La venganza viste de Prada, de Lauren Weisberger
Hace unos años – muchos, casi en mi adolescencia -, cuando yo iba a trabajar, pensaba que me había caído en gracia algo así como ir a una especie de patíbulo y que me esperaba, nada más y nada menos, que la horca como método para terminar con mi vida de una forma absoluta. Todo se resumía en lo siguiente: mi jefe era un cabrón. Todos hemos tenido algún que otro jefe al que hubiéramos querido ver caerse por las escaleras, al que hemos deseado todos los males de este mundo, y del que nos hemos cagado en todo por el simple placer de despotricar con nuestros amigos mientras una cerveza hacía acto de presencia en la mesa. Dicen que eso es el mercado laboral, aunque yo no lo tengo muy claro. En cualquier caso, hablo de esto porque vuelve a nuestras manos una de las jefas más odiadas por los lectores, un gran diablo que no tiene cola puntiaguda pero con sus tacones hace el mismo daño, y es que en La venganza viste de Prada asistiremos a la presencia diabólica y perjudicial de Miranda Priestley, que si bien no es nuestra jefa, la odiaremos igual, casi tanto como ya lo hicimos en la primera novela, y que nos devuelve al mundo del lujo y el glamour, cuando eso lo único que significa es sacrificio y miradas por encima del hombro. Nadie dijo que el trabajo fuera fácil, de hecho algo malo tiene que tener cuando nos pagan a final de mes por ello, pero oye, eso no quiere decir que por el camino no pueda salir una pequeña sonrisa de vez en cuando. Al fin y al cabo, ¿qué es esta vida si perdemos el humor ante lo más rastrero? Pues eso mismo, un aburrimiento puro y duro.

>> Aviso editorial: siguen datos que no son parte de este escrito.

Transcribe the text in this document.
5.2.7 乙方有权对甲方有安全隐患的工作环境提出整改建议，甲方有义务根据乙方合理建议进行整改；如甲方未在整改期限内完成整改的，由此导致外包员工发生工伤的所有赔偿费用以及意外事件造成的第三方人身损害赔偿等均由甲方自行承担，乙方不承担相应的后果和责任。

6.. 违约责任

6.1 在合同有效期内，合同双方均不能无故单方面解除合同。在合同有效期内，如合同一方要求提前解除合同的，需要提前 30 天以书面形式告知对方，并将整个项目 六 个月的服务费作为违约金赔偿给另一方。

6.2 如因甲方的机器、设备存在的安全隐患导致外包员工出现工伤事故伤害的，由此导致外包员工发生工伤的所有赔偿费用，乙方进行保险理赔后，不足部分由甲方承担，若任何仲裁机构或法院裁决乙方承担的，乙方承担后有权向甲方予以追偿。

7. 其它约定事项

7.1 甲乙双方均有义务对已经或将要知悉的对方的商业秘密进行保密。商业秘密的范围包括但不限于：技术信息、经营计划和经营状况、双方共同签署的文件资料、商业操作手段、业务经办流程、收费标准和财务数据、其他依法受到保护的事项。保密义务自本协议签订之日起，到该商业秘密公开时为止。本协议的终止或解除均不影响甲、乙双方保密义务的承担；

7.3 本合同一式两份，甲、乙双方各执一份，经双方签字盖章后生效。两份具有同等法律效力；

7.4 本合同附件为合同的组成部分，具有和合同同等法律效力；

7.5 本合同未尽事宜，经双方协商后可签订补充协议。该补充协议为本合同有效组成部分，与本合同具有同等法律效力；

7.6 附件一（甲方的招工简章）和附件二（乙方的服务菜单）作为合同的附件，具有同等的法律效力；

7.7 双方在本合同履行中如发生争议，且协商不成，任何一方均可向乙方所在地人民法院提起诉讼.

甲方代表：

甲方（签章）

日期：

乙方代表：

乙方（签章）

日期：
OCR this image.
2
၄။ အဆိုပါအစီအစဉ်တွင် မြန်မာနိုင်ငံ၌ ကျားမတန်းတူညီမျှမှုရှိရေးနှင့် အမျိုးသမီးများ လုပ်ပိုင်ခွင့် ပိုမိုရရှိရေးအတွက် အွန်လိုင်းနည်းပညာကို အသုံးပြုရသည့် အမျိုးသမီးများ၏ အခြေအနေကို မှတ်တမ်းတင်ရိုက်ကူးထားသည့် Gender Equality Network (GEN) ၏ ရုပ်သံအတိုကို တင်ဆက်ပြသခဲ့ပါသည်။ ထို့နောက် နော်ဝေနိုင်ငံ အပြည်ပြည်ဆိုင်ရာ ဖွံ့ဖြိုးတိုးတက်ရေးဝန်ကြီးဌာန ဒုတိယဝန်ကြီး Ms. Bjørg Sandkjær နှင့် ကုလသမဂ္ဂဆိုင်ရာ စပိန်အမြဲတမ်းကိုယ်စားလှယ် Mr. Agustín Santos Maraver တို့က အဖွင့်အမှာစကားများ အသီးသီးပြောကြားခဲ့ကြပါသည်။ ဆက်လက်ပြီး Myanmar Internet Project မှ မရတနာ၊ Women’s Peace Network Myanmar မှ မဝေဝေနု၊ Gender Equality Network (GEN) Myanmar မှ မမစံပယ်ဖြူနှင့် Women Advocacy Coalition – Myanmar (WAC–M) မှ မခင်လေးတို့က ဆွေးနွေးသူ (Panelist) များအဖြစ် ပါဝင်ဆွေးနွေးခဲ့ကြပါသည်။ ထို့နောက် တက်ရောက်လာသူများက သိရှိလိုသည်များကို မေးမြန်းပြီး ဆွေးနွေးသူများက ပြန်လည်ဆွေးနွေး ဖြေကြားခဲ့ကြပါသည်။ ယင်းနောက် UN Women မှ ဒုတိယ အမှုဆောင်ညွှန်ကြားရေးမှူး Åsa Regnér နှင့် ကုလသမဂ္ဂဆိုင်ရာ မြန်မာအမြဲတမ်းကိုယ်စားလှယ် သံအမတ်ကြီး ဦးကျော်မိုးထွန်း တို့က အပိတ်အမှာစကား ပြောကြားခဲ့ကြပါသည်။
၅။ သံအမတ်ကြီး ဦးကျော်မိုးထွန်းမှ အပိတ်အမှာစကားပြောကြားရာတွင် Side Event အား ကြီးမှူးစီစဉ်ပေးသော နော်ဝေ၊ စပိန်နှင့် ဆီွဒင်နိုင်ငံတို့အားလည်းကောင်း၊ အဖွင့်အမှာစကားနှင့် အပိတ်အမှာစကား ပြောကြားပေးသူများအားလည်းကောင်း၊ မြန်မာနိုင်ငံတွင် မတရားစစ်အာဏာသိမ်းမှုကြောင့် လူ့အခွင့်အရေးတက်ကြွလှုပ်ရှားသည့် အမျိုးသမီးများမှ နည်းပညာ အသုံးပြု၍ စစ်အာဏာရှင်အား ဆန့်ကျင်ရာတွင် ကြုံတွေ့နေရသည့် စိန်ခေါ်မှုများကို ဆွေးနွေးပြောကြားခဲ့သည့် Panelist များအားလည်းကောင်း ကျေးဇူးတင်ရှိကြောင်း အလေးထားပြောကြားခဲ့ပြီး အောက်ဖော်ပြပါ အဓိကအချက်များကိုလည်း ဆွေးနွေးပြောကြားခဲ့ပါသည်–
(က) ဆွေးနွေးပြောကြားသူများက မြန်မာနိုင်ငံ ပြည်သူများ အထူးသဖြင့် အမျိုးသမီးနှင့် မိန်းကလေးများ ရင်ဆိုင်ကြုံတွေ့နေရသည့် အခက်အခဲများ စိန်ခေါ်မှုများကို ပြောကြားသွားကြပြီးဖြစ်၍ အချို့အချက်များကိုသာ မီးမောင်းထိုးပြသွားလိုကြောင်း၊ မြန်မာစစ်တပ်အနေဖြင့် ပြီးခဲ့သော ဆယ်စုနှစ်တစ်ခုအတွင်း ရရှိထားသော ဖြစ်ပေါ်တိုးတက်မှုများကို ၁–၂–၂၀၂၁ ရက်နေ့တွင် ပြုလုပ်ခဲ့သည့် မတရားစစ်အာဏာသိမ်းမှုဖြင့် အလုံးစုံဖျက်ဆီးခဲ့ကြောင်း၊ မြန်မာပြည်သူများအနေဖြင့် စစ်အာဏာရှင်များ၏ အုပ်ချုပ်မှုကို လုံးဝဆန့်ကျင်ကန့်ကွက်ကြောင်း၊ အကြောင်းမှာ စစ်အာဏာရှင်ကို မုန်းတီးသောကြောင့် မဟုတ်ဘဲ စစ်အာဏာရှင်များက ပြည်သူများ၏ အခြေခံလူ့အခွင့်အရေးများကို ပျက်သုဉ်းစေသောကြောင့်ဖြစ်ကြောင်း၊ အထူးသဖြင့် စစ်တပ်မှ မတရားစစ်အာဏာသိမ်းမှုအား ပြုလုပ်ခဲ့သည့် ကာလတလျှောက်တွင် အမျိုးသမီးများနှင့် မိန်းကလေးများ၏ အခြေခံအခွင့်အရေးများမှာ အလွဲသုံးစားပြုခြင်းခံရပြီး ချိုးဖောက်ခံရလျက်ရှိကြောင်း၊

Andy ya no es la chica que era. Se ha casado, ha creado su propia revista, y parece que la vida le sonríe. Pero todo vuelve a torcerse cuando entre en escena Miranda, su némesis, la persona que le hizo un año de su vida una tortura. Porque cuando pensaba que ya se había librado de ella para siempre, el pasado vuelve con toda la fuerza que no se esperaba.
Uno de los grandes errores a la hora de meterse de lleno en esta novela es pensar que seguirá la estela que ya dejó Lauren Weisberger en su antecesora El diablo viste de Prada por una sola cuestión: el tiempo ha pasado para todos. Ya no somos esos jóvenes que miraban la vida con la misma ironía y el mismo sarcasmo – y, si se me permite, la misma mala leche – que parecía dejarnos la puerta abierta para ir contra todo lo que no nos gustaba de nuestro trabajo. Sí, es cierto, estamos ante los mismos personajes, ante la misma jefa que odiaríamos si la tuviéramos por encima en la escala jerárquica, pero lo que está claro es que junto con la madurez, parece prescribirse una especie de relajación, algo menos de mala uva, y otro tipo de intereses. Si en la anterior novela Andy intentaba por todos los medios hacerse un hueco en el mundo laboral, en La venganza viste de Prada asistimos a cómo la misma protagonista quiere otras cosas, más terrenales sí – a saber: marido, hijos y un trabajo que le permita vivir sin complicaciones – pero no exentas del peligro que supone cruzarse en el camino de la eterna Miranda, que parece estar en todos los sitios a pesar de su aparición en simples ocasiones. Porque aunque no lo parezca, ella no es la protagonista del cuento, de la novela, la protagonista es Andy, Andrea, o mejor dicho, los sueños de Andrea que se ven truncados, de nuevo, cuando la jefa diabólica se interesa por algo que ella tiene y que no está dispuesta a soltar.
Describir una obra nunca es lo suficientemente fácil como para hacerle justicia. Supongo que, siendo todo lo precavido que puedo ser para no desbaratar el argumento de La venganza viste de Prada habría que decir que sí, es una novela perfecta para la desconexión, para no pensar demasiado, para disfrutar con una lectura que dibuja una pequeña sonrisa y que convierte a Lauren Weisberger en una autora de éxito que ha sabido rentabilizar su odiado trabajo en historias que los lectores nos llevamos a las manos. Ser un libro en este mundo caótico no es fácil, al igual que no lo ha sido nunca aguantar a un jefe despótico, pero lo importante es hacerlo, al menos, siempre con una sonrisa. Eso es lo importante, o al menos, eso quiero pensar.